I have not purchased my projector yet, but I am looking at various used Mitsubishi models. They've had great reviews and all come with a good horizontal keystone adjustment. 

If anyone else has any suggestions, please let me know. I could try to draw up a layout of the room if that helped... I was figuring worst case is that I would have the projector really close up to the wall and only have a 50" image. 
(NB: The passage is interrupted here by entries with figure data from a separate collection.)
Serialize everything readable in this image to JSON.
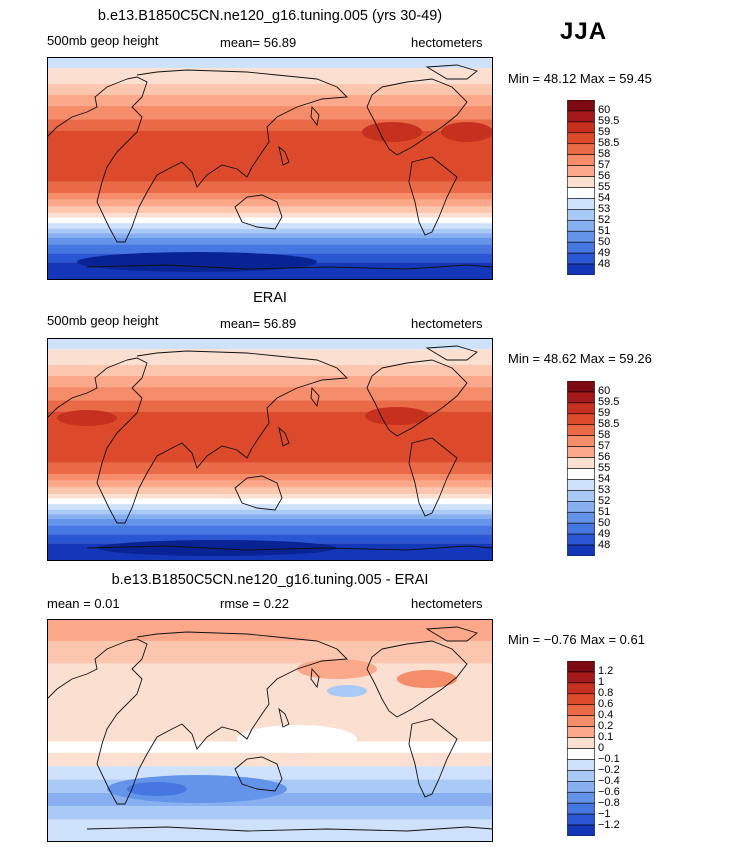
{
  "season": "JJA",
  "colors": {
    "pos": [
      "#fbe0d2",
      "#fcc7ae",
      "#fba98a",
      "#f58c6a",
      "#ea6a47",
      "#dd4a2b",
      "#c5311e",
      "#a4181a",
      "#7d0a12"
    ],
    "neg": [
      "#ffffff",
      "#cfe2fb",
      "#a9c9f6",
      "#88b0f0",
      "#6494e9",
      "#4677e1",
      "#2a56d4",
      "#1437b9",
      "#082393"
    ]
  },
  "chart_data": [
    {
      "type": "heatmap",
      "title": "b.e13.B1850C5CN.ne120_g16.tuning.005 (yrs 30-49)",
      "left_label": "500mb geop height",
      "center_label": "mean=  56.89",
      "units": "hectometers",
      "min_max": "Min =  48.12  Max =  59.45",
      "levels": [
        "60",
        "59.5",
        "59",
        "58.5",
        "58",
        "57",
        "56",
        "55",
        "54",
        "53",
        "52",
        "51",
        "50",
        "49",
        "48"
      ],
      "mean": 56.89,
      "min": 48.12,
      "max": 59.45
    },
    {
      "type": "heatmap",
      "title": "ERAI",
      "left_label": "500mb geop height",
      "center_label": "mean=  56.89",
      "units": "hectometers",
      "min_max": "Min =  48.62  Max =  59.26",
      "levels": [
        "60",
        "59.5",
        "59",
        "58.5",
        "58",
        "57",
        "56",
        "55",
        "54",
        "53",
        "52",
        "51",
        "50",
        "49",
        "48"
      ],
      "mean": 56.89,
      "min": 48.62,
      "max": 59.26
    },
    {
      "type": "heatmap",
      "title": "b.e13.B1850C5CN.ne120_g16.tuning.005 - ERAI",
      "left_label": "mean =   0.01",
      "center_label": "rmse =   0.22",
      "units": "hectometers",
      "min_max": "Min =  −0.76  Max =   0.61",
      "levels": [
        "1.2",
        "1",
        "0.8",
        "0.6",
        "0.4",
        "0.2",
        "0.1",
        "0",
        "−0.1",
        "−0.2",
        "−0.4",
        "−0.6",
        "−0.8",
        "−1",
        "−1.2"
      ],
      "mean": 0.01,
      "rmse": 0.22,
      "min": -0.76,
      "max": 0.61
    }
  ]
}
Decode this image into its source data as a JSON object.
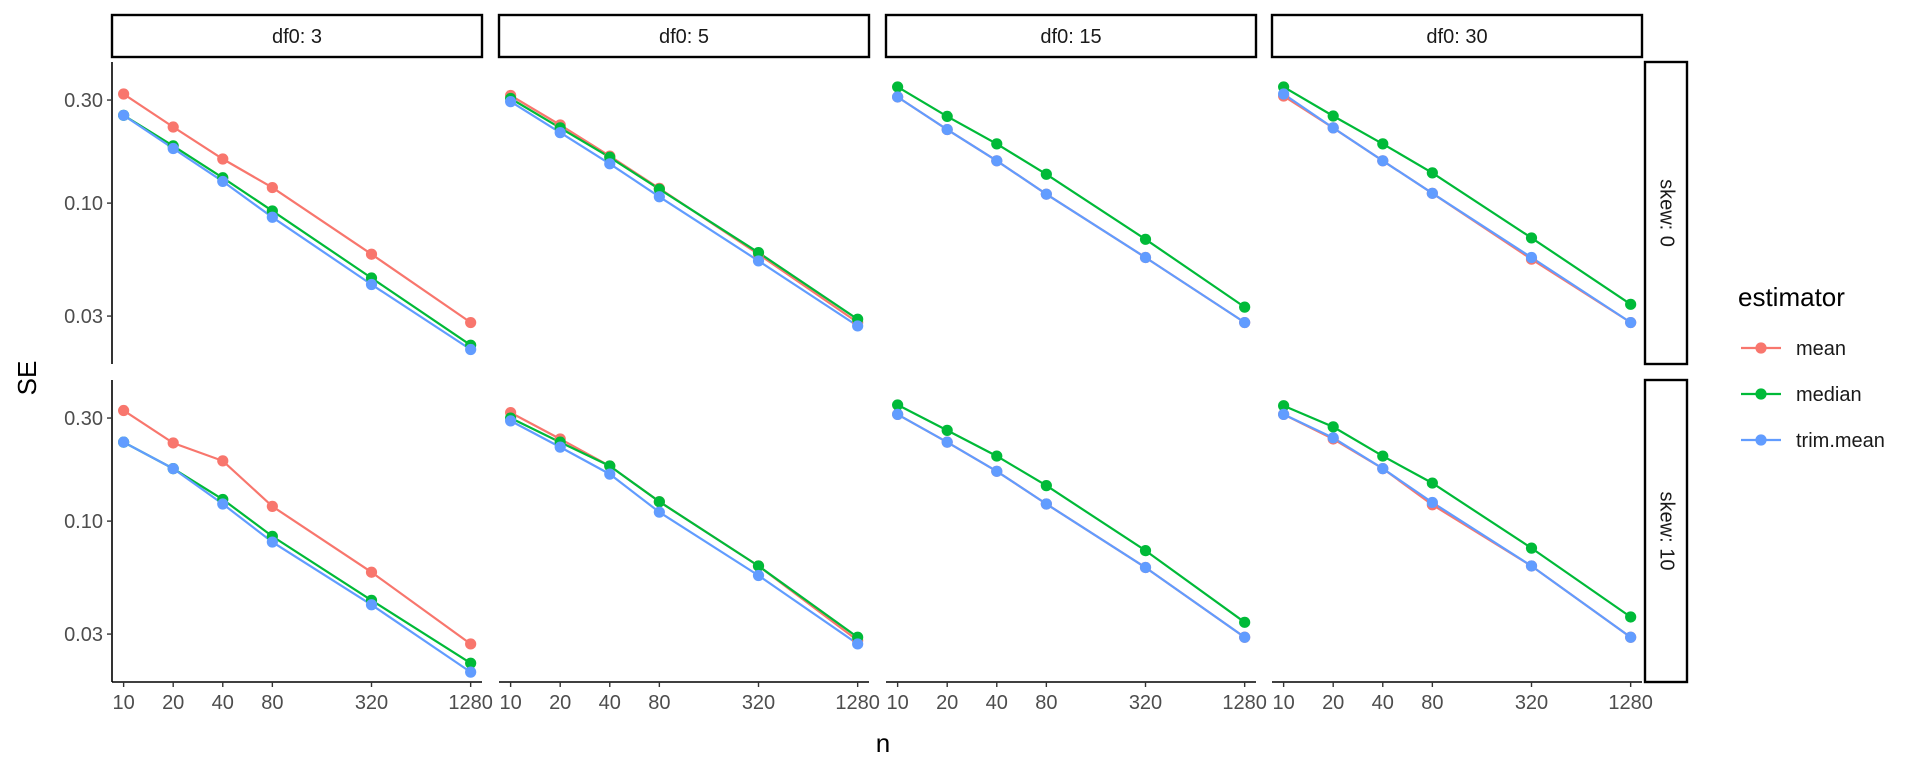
{
  "chart_data": {
    "type": "line",
    "xlabel": "n",
    "ylabel": "SE",
    "x_scale": "log",
    "y_scale": "log",
    "x_ticks": [
      10,
      20,
      40,
      80,
      320,
      1280
    ],
    "x_tick_labels": [
      "10",
      "20",
      "40",
      "80",
      "320",
      "1280"
    ],
    "y_ticks": [
      0.03,
      0.1,
      0.3
    ],
    "y_tick_labels": [
      "0.03",
      "0.10",
      "0.30"
    ],
    "ylim": [
      0.018,
      0.45
    ],
    "xlim": [
      8.5,
      1500
    ],
    "grid": false,
    "legend_position": "right",
    "legend": {
      "title": "estimator",
      "entries": [
        {
          "name": "mean",
          "color": "#F8766D"
        },
        {
          "name": "median",
          "color": "#00BA38"
        },
        {
          "name": "trim.mean",
          "color": "#619CFF"
        }
      ]
    },
    "col_strips": [
      "df0: 3",
      "df0: 5",
      "df0: 15",
      "df0: 30"
    ],
    "row_strips": [
      "skew: 0",
      "skew: 10"
    ],
    "x": [
      10,
      20,
      40,
      80,
      320,
      1280
    ],
    "panels": [
      {
        "row": 0,
        "col": 0,
        "series": [
          {
            "name": "mean",
            "values": [
              0.32,
              0.225,
              0.16,
              0.118,
              0.058,
              0.028
            ]
          },
          {
            "name": "median",
            "values": [
              0.255,
              0.184,
              0.131,
              0.092,
              0.045,
              0.022
            ]
          },
          {
            "name": "trim.mean",
            "values": [
              0.255,
              0.179,
              0.126,
              0.086,
              0.042,
              0.021
            ]
          }
        ]
      },
      {
        "row": 0,
        "col": 1,
        "series": [
          {
            "name": "mean",
            "values": [
              0.315,
              0.23,
              0.165,
              0.117,
              0.058,
              0.028
            ]
          },
          {
            "name": "median",
            "values": [
              0.305,
              0.223,
              0.163,
              0.116,
              0.059,
              0.029
            ]
          },
          {
            "name": "trim.mean",
            "values": [
              0.295,
              0.212,
              0.152,
              0.107,
              0.054,
              0.027
            ]
          }
        ]
      },
      {
        "row": 0,
        "col": 2,
        "series": [
          {
            "name": "mean",
            "values": [
              0.31,
              0.219,
              0.157,
              0.11,
              0.056,
              0.028
            ]
          },
          {
            "name": "median",
            "values": [
              0.345,
              0.252,
              0.188,
              0.136,
              0.068,
              0.033
            ]
          },
          {
            "name": "trim.mean",
            "values": [
              0.31,
              0.219,
              0.157,
              0.11,
              0.056,
              0.028
            ]
          }
        ]
      },
      {
        "row": 0,
        "col": 3,
        "series": [
          {
            "name": "mean",
            "values": [
              0.313,
              0.223,
              0.157,
              0.111,
              0.055,
              0.028
            ]
          },
          {
            "name": "median",
            "values": [
              0.345,
              0.253,
              0.188,
              0.138,
              0.069,
              0.034
            ]
          },
          {
            "name": "trim.mean",
            "values": [
              0.32,
              0.223,
              0.157,
              0.111,
              0.056,
              0.028
            ]
          }
        ]
      },
      {
        "row": 1,
        "col": 0,
        "series": [
          {
            "name": "mean",
            "values": [
              0.325,
              0.23,
              0.19,
              0.117,
              0.058,
              0.027
            ]
          },
          {
            "name": "median",
            "values": [
              0.232,
              0.175,
              0.126,
              0.085,
              0.043,
              0.022
            ]
          },
          {
            "name": "trim.mean",
            "values": [
              0.232,
              0.175,
              0.12,
              0.08,
              0.041,
              0.02
            ]
          }
        ]
      },
      {
        "row": 1,
        "col": 1,
        "series": [
          {
            "name": "mean",
            "values": [
              0.318,
              0.24,
              0.18,
              0.123,
              0.062,
              0.028
            ]
          },
          {
            "name": "median",
            "values": [
              0.3,
              0.232,
              0.18,
              0.123,
              0.062,
              0.029
            ]
          },
          {
            "name": "trim.mean",
            "values": [
              0.291,
              0.22,
              0.165,
              0.11,
              0.056,
              0.027
            ]
          }
        ]
      },
      {
        "row": 1,
        "col": 2,
        "series": [
          {
            "name": "mean",
            "values": [
              0.312,
              0.232,
              0.17,
              0.12,
              0.061,
              0.029
            ]
          },
          {
            "name": "median",
            "values": [
              0.345,
              0.263,
              0.2,
              0.146,
              0.073,
              0.034
            ]
          },
          {
            "name": "trim.mean",
            "values": [
              0.312,
              0.232,
              0.17,
              0.12,
              0.061,
              0.029
            ]
          }
        ]
      },
      {
        "row": 1,
        "col": 3,
        "series": [
          {
            "name": "mean",
            "values": [
              0.312,
              0.24,
              0.175,
              0.119,
              0.062,
              0.029
            ]
          },
          {
            "name": "median",
            "values": [
              0.342,
              0.273,
              0.2,
              0.15,
              0.075,
              0.036
            ]
          },
          {
            "name": "trim.mean",
            "values": [
              0.312,
              0.243,
              0.175,
              0.122,
              0.062,
              0.029
            ]
          }
        ]
      }
    ]
  }
}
(FYI, one reason I am getting the projector is to use for projecting song lyrics on a screen every Sunday, otherwise I may have just gone with a TV for such as small room. But this is killing two birds...)

Thanks


----------



## Blaser (Aug 28, 2006)

Welcome to the Shack Joe!


gijoe985 said:


> move it even closer,


That's the best choice since you have less picture shift and more brightness, but beware about picture size restriction. Be sure the projector can deliver the needed picture size


> I have not purchased my projector yet, but I am looking at various used Mitsubishi models. They've had great reviews and all come with a good horizontal keystone adjustment.


Nowadays Keystone is less used and it is replaced by lense shift. That's better ragarding PQ. I do not recommend Keystone.


> I was figuring worst case is that I would have the projector really close up to the wall and only have a 50" image.


Try projectorcentral for the Picture Size, it's pretty accurate.


----------



## Anthony (Oct 5, 2006)

I recommend a good lens shift projector (I have a Sanyo Z4). It's in the corner of room and you can stand almost to the middle of the theater without blocking the beam. We've played Wii, my wife has done exercise stuff, and I've done things like fold laundry and clean without casting a shadow.

My room is 11x19x7'8" if that helps. Screen size is 92". Good luck.


----------



## tonyvdb (Sep 5, 2007)

As mentioned above Key stoning is to be avoided at all costs as it degrades the picture alot. Sanyo's have one of the best lens shift options available, In my case ceiling mounting the projector was no issue as my basement ceiling is almost 9'. dont be discouraged there are many ways to get around this one being what Anthony has for his setup.


----------